否、口から出る言葉がことごとく露悪的と言い換えてもいい。
基本的にサフィルを蔑むようなことを言う。例えば、
『お前など、』
『お前ごとき、』
『所詮は、』
などだ。
しかしその実、内容そのものはむしろ気づかいさえ感じられるようなものばかり。
『お前のような体力のない軟弱者は適度に座ってでもおればよいのだ』
などと言われたとしても、しかしそれは言い換えれば、
『疲れているだろうから休んでいるといい』
と言うことになる。
少なくともそう声をかけてくるタイミングや、その後の対応からすると、そう解釈して間違っていないだろうと思われた。
司祭たちは皆、初めて出会った時からそのような調子だったので、サフィルはむしろ誤解をしないように気を付けてさえいる。

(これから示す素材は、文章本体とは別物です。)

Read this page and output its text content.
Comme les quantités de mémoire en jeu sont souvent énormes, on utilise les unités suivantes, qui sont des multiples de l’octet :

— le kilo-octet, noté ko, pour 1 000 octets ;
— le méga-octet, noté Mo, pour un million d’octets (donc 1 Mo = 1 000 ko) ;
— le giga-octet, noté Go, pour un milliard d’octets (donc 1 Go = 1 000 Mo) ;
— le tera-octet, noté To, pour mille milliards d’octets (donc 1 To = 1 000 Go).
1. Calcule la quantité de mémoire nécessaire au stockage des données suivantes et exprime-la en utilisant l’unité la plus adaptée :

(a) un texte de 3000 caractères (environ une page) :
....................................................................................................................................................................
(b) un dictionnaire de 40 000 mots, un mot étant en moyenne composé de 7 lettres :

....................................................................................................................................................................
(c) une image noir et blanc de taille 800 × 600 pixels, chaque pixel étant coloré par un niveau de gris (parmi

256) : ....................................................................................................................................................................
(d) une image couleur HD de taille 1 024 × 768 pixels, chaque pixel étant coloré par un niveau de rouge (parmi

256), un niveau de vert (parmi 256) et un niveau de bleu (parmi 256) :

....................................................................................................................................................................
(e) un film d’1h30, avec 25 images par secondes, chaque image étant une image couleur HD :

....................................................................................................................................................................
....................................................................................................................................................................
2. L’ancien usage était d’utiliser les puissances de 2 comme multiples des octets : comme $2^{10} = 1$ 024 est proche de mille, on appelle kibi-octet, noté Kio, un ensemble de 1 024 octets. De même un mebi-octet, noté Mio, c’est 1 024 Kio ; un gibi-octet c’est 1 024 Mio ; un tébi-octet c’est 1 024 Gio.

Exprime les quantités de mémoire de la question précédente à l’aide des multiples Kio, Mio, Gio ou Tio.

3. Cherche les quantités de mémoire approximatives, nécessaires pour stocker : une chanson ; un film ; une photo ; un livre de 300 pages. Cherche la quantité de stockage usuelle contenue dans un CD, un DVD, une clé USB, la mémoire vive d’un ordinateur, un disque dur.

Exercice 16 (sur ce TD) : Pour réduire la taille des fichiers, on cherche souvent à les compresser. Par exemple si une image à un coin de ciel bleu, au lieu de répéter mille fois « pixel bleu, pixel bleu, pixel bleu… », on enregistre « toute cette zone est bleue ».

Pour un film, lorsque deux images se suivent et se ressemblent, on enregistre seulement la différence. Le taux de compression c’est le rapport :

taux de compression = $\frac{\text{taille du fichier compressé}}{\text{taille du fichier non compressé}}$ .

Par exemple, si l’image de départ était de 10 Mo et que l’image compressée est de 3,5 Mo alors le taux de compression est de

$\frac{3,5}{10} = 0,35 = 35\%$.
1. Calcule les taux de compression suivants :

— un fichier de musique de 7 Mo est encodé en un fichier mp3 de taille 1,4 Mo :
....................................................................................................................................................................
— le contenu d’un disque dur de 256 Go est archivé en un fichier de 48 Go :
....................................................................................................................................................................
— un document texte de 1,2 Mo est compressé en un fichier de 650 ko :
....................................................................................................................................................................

それを思うと、サフィルに先程セーミュの告げた、聖王にとってサフィルの変わりはいないという話を伝えなかったのも、あるいはサフィルを気遣ったが故なのだろう。
おそらくはサフィルのお思考を縛らないためだ。
もし、リシェと何かがあった際、サフィルが気にしたりしないように。
きっと間違っていないことだろう。
「王家の血を引く者がろくにいないのも、当然って言えば当然だよな。でも、さっきも言ったように例外がある。聖王妃はあんただけだ。他なんてない。でもそれだとあんたとリシェの間に子供が出来なければ王家の血はほとんど途絶えてしまう。それじゃ困るんだよ。だから……」
先ほども言っていた。セーミュは今も伴侶候補なのだと。
だが、聖王妃にはならないのだという。
サフィルはさっぱり意味が解らないまま、セーミュの言葉を待った。
セーミュはそこで少し口を噤んで、ややあって言いづらそうに口を開く。つまり。
「もしもの時には、リシェに子供を産んでもらうしかないんだ。聖王妃は唯一無二、他なんてあり得ない。だが、王配は別だ」
サフィルは絶句した。
役割を変えればいい、まさかそういうことなのだろうか。
「マチェデュル教の抜け道みたいなもんで、役割が明確なんだよ。で、役割が違った場合、別人だと解釈する。つまり、聖王妃を娶ったリシェと、王配を伴侶としたリシェは別の人間だってな。そうしたら貞淑のままであれるんだとか何とか……」
だから自分は今も、リシェの伴侶候補のままなのだとセーミュは吐き捨てるようにそう言った。
何処まで行っても、理解しがたい話だった。